17 Stunden und 23 Minuten dauerte der 94-Kilometer-Marsch Richtung Berlin. Das alles, um den gemeinnützigen Verein „BerlinBrennt“ von Berliner Feuerwehrleuten zu unterstützen. Nach Jahren der Sparpolitik sieht sich die Feuerwehr dort an die Grenzen ihrer Leistungsfähigkeit gebracht und fordert mehr Unterstützung von der Politik. „Wenn ich dafür etwas Aufmerksamkeit schaffen konnte durch meinen Marsch, habe ich mein Ziel erreicht“, sagt der Ultra-Marathonläufer, der in Frankfurt/Oder und Berlin früher als Feuerwehrmann gearbeitet hat.

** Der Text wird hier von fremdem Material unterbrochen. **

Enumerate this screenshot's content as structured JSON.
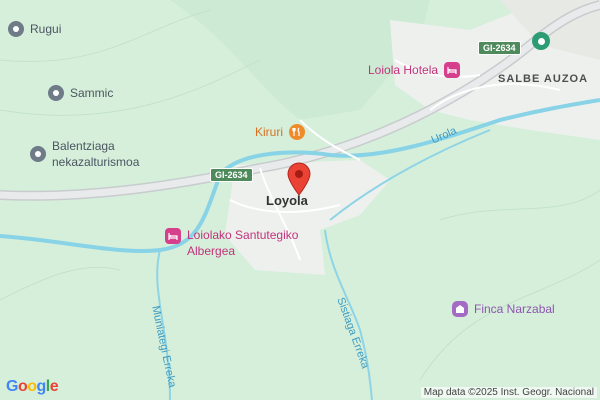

Heute ist er nicht nur hauptamtlich bei der Werksfeuerwehr von Rolls-Royce Power Systems in Friedrichshafen tätig, sondern auch ehrenamtlich bei der Freiwilligen Feuerwehr Immenstaad. Aber bevor es dorthin zurückgeht, ist nach diesem Marsch erst noch eine Woche Urlaub in der alten Heimat angesagt. „Ich habe momentan kein neues Laufprojekt geplant – aber man soll ja nie nie sagen“, sagt Eichler.